Comment by Johnny555

9 days ago

I think that alluded to that earlier in the article:

>However, due to the system’s large-capacity, low-performance storage structure, no external backups were maintained — meaning all data has been permanently lost.

I think they decided that their storage was too slow to allow backups?

Seems hard to believe that they couldn't manage any backups... other sources said they had around 900TB of storage. An LTO-9 tape drive holds ~20TB uncompressed, so they could have backed up the entire system with 45 tapes. At 300MB/sec with a single drive, it would take them a month to complete a full backup, so seems like even a slow storage system should be able to keep up with that rate. They'd have a backup that's always a month out of date, but that seems better than no backup at all.

Too slow to allow batched backups. Which means you should just make redundant copies at the time of the initial save. Encrypt a copy and send it offsite immediately.

If your storage performance is low then you don't need fat pipes to your external provider either.

They either built this too quickly or there was too much industry corruption perverting the process and the government bought an off the shelf solution that was inadequate for their actual needs.

Let's run the numbers:

LTO-9 ~$92/tape in bulk. A 4 drive library with 80 drive capacity costs ~$40k* and can sustain about 1 Gbps. It also needs someone to barcode, inventory, and swap tapes once a week and an off-site vaulting provider like Iron Mountain. That's another $100k/year. Also, that tape library will need to be replaced every 4-7 years, so say 6 years. And those tapes wear out over X uses and sometimes go bad too. It might also require buying a server and/or backup/DR software too. Furthermore, a fire-rated data safe is recommended for about 1-2 weeks' worth of backups and spare media. Budget at least $200k/year for off-site tape backups for a minimal operation. (Let me tell you about the pains of self-destructing SSL2020 AIT-2 Sony drives.)

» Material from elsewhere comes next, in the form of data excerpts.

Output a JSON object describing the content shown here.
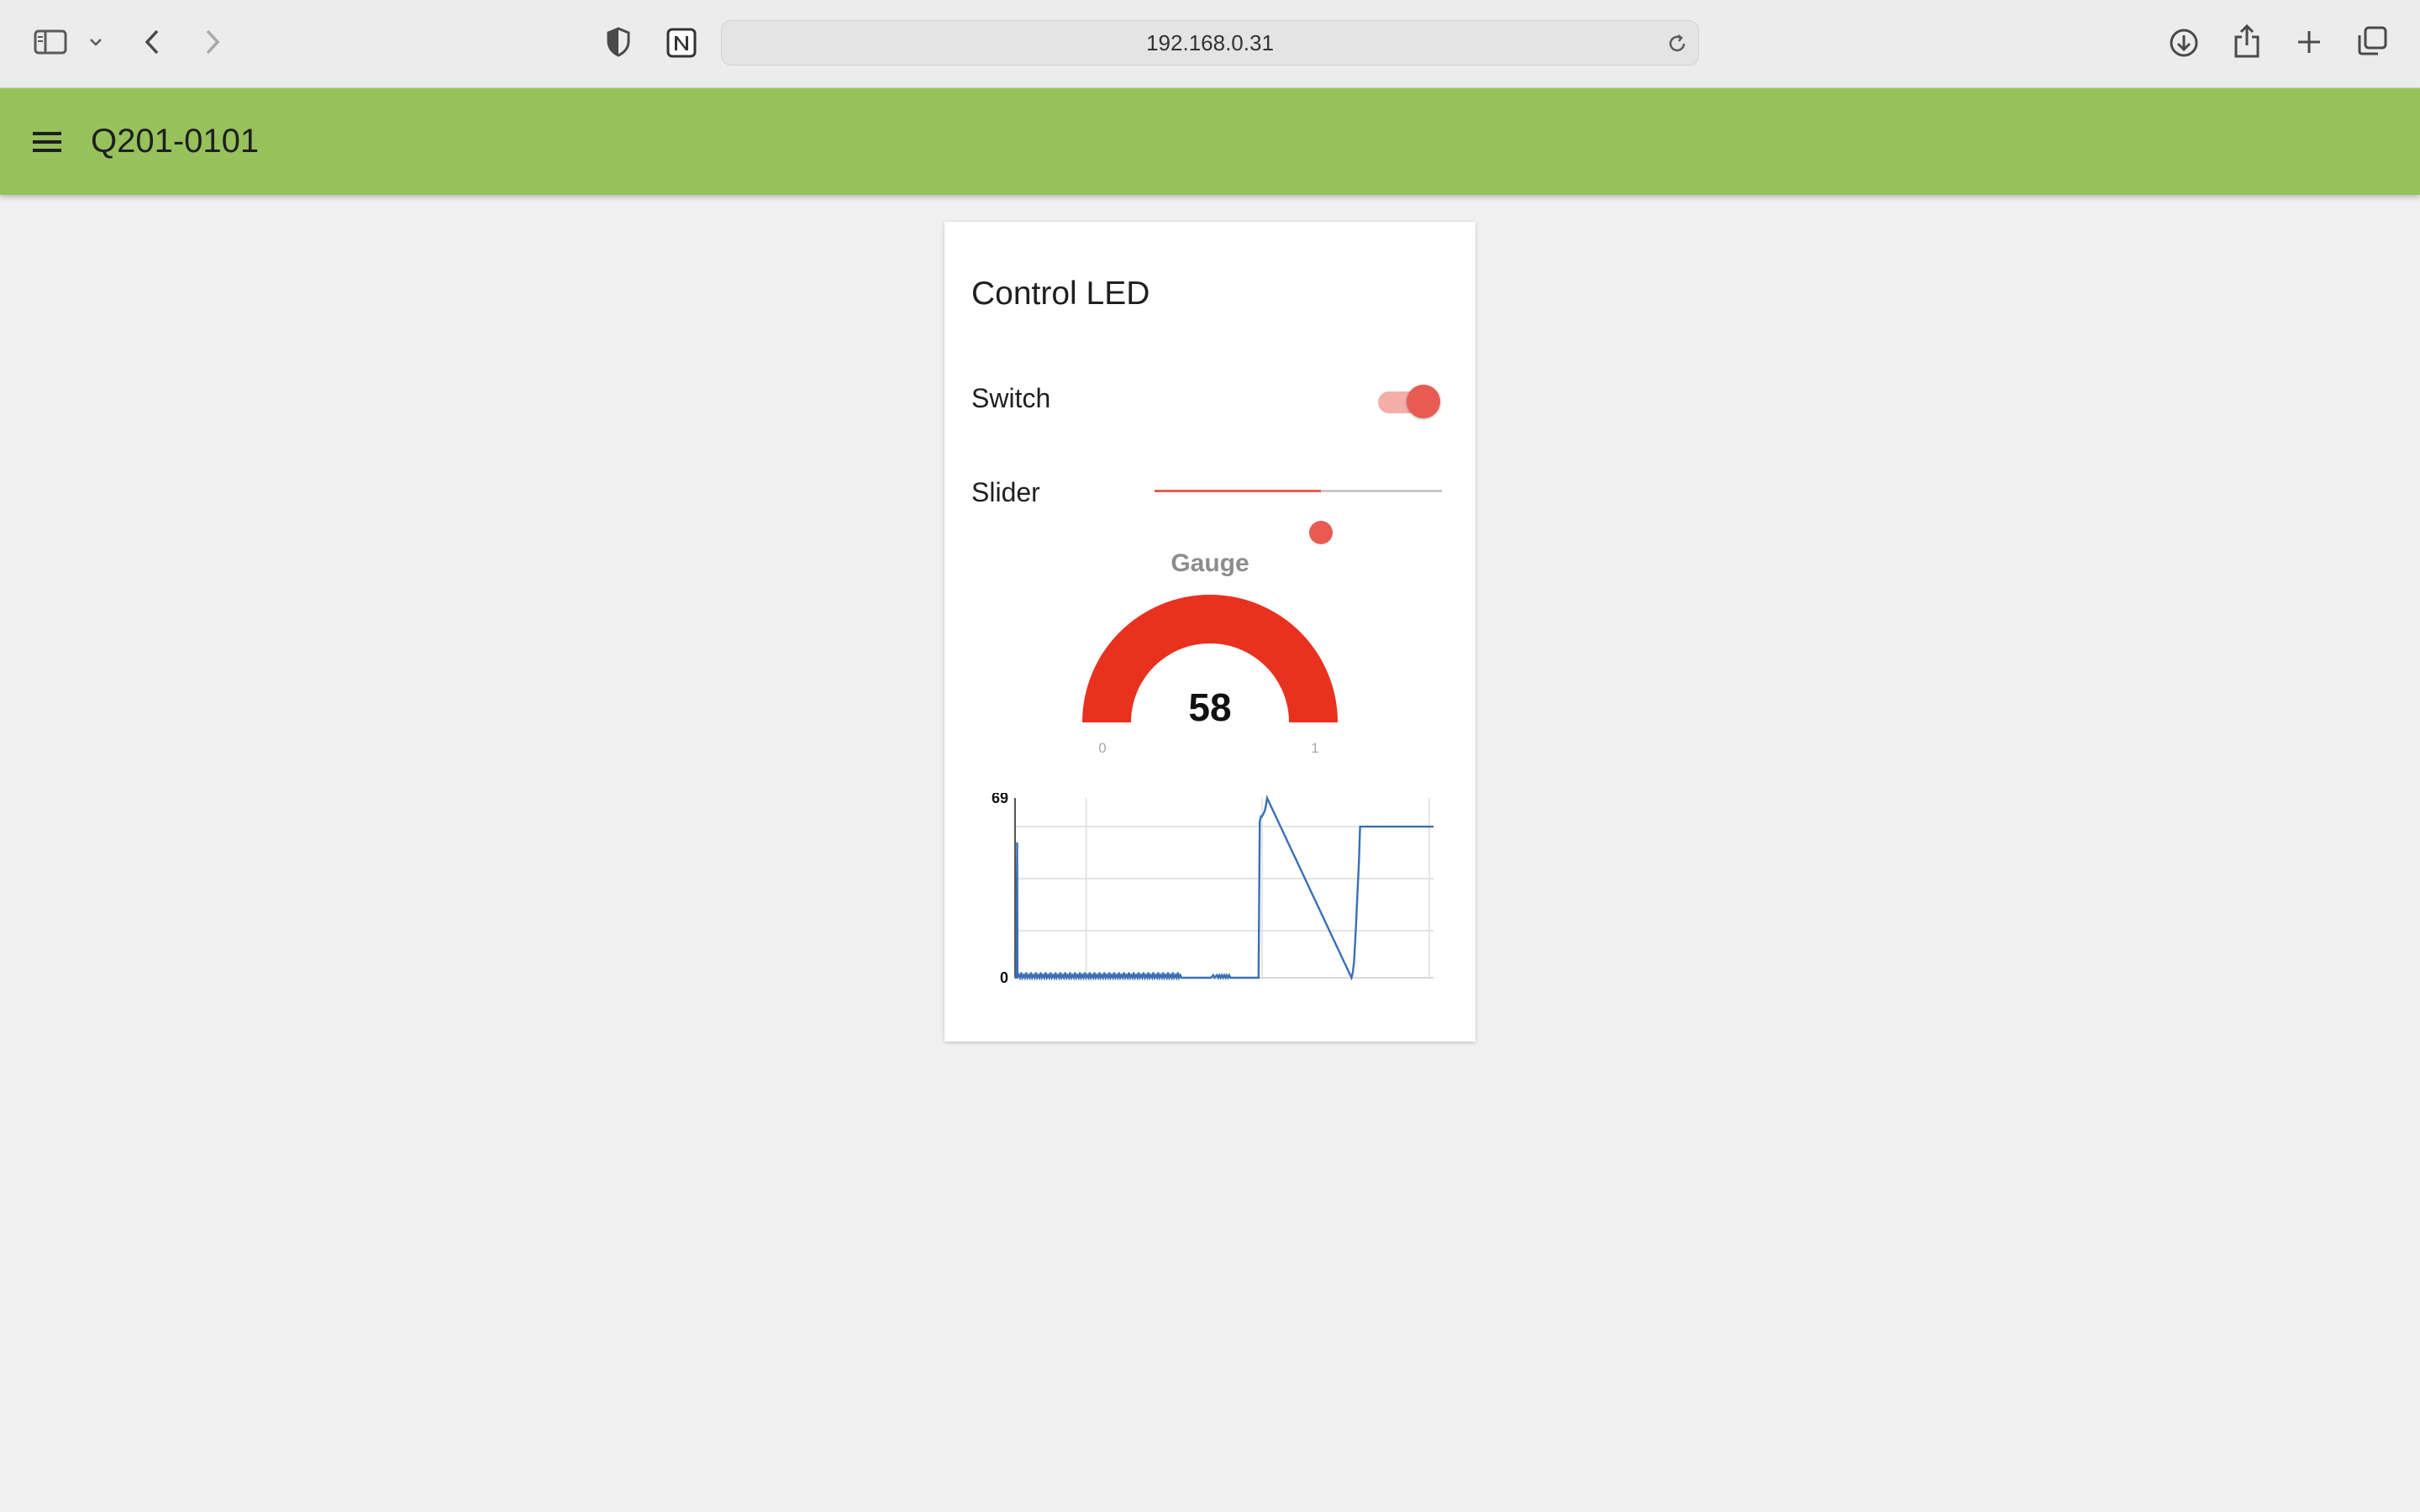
{
  "browser": {
    "url": "192.168.0.31"
  },
  "app": {
    "title": "Q201-0101"
  },
  "card": {
    "title": "Control LED",
    "switch": {
      "label": "Switch",
      "on": true
    },
    "slider": {
      "label": "Slider",
      "value_fraction": 0.58
    },
    "gauge": {
      "label": "Gauge",
      "value": "58",
      "min_label": "0",
      "max_label": "1",
      "color": "#e8321f",
      "fill_fraction": 1.0
    }
  },
  "colors": {
    "header": "#97c15b",
    "accent": "#e85b52",
    "gauge": "#e8321f",
    "chart_line": "#3a6fb5"
  },
  "chart_data": {
    "type": "line",
    "title": "",
    "xlabel": "",
    "ylabel": "",
    "ylim": [
      0,
      69
    ],
    "y_tick_labels": [
      "69",
      "0"
    ],
    "grid": true,
    "series": [
      {
        "x": [
          0,
          2,
          3.4,
          4,
          6,
          8,
          10,
          12,
          14,
          16,
          18,
          20,
          22,
          24,
          26,
          28,
          30,
          32,
          34,
          36,
          38,
          40,
          42,
          44,
          46,
          48,
          50,
          52,
          54,
          56,
          58,
          60,
          62,
          64,
          66,
          68,
          70,
          72,
          74,
          76,
          78,
          80,
          82,
          84,
          86,
          88,
          90,
          92,
          94,
          96,
          98,
          100,
          102,
          104,
          106,
          108,
          110,
          112,
          114,
          116,
          118,
          120,
          122,
          124,
          126,
          128,
          130,
          132,
          134,
          136,
          138,
          140,
          142,
          144,
          146,
          148,
          150,
          152,
          154,
          156,
          158,
          160,
          162,
          164,
          166,
          168,
          170,
          172,
          174,
          176,
          178,
          180,
          182,
          184,
          186,
          188,
          190,
          192,
          194,
          196,
          198,
          200,
          202,
          204,
          206,
          208,
          210,
          212,
          214,
          216,
          218,
          220,
          222,
          224,
          226,
          228,
          230,
          232,
          234,
          236,
          238,
          240,
          242,
          244,
          246,
          248,
          250,
          252,
          254,
          256,
          258,
          260,
          262,
          264,
          266,
          268,
          270,
          272
        ],
        "y": [
          0,
          0,
          52,
          0,
          1,
          0,
          2,
          0,
          1,
          0,
          2,
          0,
          1,
          0,
          2,
          0,
          1,
          0,
          2,
          0,
          1,
          0,
          2,
          0,
          1,
          0,
          2,
          0,
          1,
          0,
          2,
          0,
          1,
          0,
          2,
          0,
          1,
          0,
          2,
          0,
          1,
          0,
          2,
          0,
          1,
          0,
          2,
          0,
          1,
          0,
          2,
          0,
          1,
          0,
          2,
          0,
          1,
          0,
          2,
          0,
          1,
          0,
          2,
          0,
          1,
          0,
          2,
          0,
          1,
          0,
          2,
          0,
          1,
          0,
          2,
          0,
          1,
          0,
          2,
          0,
          1,
          0,
          2,
          0,
          1,
          0,
          2,
          0,
          1,
          0,
          2,
          0,
          1,
          0,
          2,
          0,
          1,
          0,
          2,
          0,
          1,
          0,
          2,
          0,
          1,
          0,
          2,
          0,
          1,
          0,
          2,
          0,
          1,
          0,
          2,
          0,
          1,
          0,
          2,
          0,
          1,
          0,
          2,
          0,
          1,
          0,
          2,
          0,
          1,
          0,
          2,
          0,
          1,
          0,
          2,
          0,
          1,
          0
        ]
      }
    ],
    "series_tail": {
      "x": [
        272,
        276,
        280,
        284,
        288,
        292,
        296,
        300,
        304,
        308,
        312,
        316,
        320,
        324,
        326,
        330,
        332,
        334,
        336,
        338,
        340,
        342,
        344,
        346,
        348,
        350,
        352,
        356,
        358,
        362,
        366,
        372,
        376,
        378,
        380,
        382,
        386,
        390,
        394,
        398,
        400,
        402,
        404,
        406,
        408,
        410,
        412,
        414,
        418,
        422,
        426,
        430,
        434,
        438,
        442,
        446,
        450,
        454,
        458,
        462,
        466,
        470,
        474,
        478,
        482,
        486,
        490,
        494,
        498,
        502,
        506,
        510,
        514,
        518,
        522,
        524,
        526,
        528,
        530,
        532,
        534,
        536,
        538,
        540,
        542,
        544,
        546,
        548,
        550,
        552,
        554,
        556,
        558,
        560,
        562,
        564,
        566,
        568,
        570,
        572,
        574,
        576,
        578,
        580,
        582,
        584,
        586,
        588,
        590,
        592,
        594,
        596,
        598,
        600,
        602,
        604,
        606,
        608,
        610,
        612,
        614,
        616,
        618,
        620,
        622,
        624,
        626,
        628,
        630,
        632,
        634,
        636,
        638,
        640,
        642,
        644,
        646,
        648,
        650,
        652,
        654,
        656,
        658,
        660,
        662,
        664,
        666,
        668,
        670,
        672,
        674,
        676,
        678,
        680,
        682,
        684
      ],
      "y": [
        0,
        0,
        0,
        0,
        0,
        0,
        0,
        0,
        0,
        0,
        0,
        0,
        0,
        1,
        0,
        1,
        0,
        1,
        0,
        1,
        0,
        1,
        0,
        1,
        0,
        1,
        0,
        0,
        0,
        0,
        0,
        0,
        0,
        0,
        0,
        0,
        0,
        0,
        0,
        0,
        60,
        62,
        62,
        63,
        64,
        66,
        69,
        68,
        66,
        64,
        62,
        60,
        58,
        56,
        54,
        52,
        50,
        48,
        46,
        44,
        42,
        40,
        38,
        36,
        34,
        32,
        30,
        28,
        26,
        24,
        22,
        20,
        18,
        16,
        14,
        13,
        12,
        11,
        10,
        9,
        8,
        7,
        6,
        5,
        4,
        3,
        2,
        1,
        0,
        2,
        6,
        14,
        24,
        34,
        44,
        58,
        58,
        58,
        58,
        58,
        58,
        58,
        58,
        58,
        58,
        58,
        58,
        58,
        58,
        58,
        58,
        58,
        58,
        58,
        58,
        58,
        58,
        58,
        58,
        58,
        58,
        58,
        58,
        58,
        58,
        58,
        58,
        58,
        58,
        58,
        58,
        58,
        58,
        58,
        58,
        58,
        58,
        58,
        58,
        58,
        58,
        58,
        58,
        58,
        58,
        58,
        58,
        58,
        58,
        58,
        58,
        58,
        58,
        58,
        58,
        58,
        58
      ]
    }
  }
}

If backups for other critical services and this were combined, it would probably be cheaper to scale this kind of service rather reinventing the wheel for just one use-case in one department. That would allow for possibly multiple types of optimizations like network-based backups to nearline storage to then be streamed more directly to tape and using many more tape drives, possibly a tape silo robot(s) and perhaps split into 2-3 backup locations obviating the need for off-site vaulting.

Furthermore, it might be simpler, although more expensive, to operate another hot-/warm-site for backups and temporary business continuity restoration using a pile of HDDs and a network connection that's probably faster than that tape library. (Use backups, not replication because replication of errors to other sites is fail.)

Or the easiest option is to use one or more cloud vendors for even more $$$ (build vs. buy tradeoff).

* Traditionally (~20 years ago), enterprise "retail" prices of gear was sold at around 100% markup allowing for up to around 50% discount when negotiated in large orders. Enterprise gear also had a lifecycle of around 4.5 years while it still might technically work, there wouldn't be vendor support or replacements for them, and so enterprise customers are locked into perpetual planned obsolescence consumption cycles.

  • $500K/year to back up a system used by 750,000 people is $0.66/year. Practically free.

    At least now they see the true cost of not having any off site backups. It's a lot more than $0.66 per user.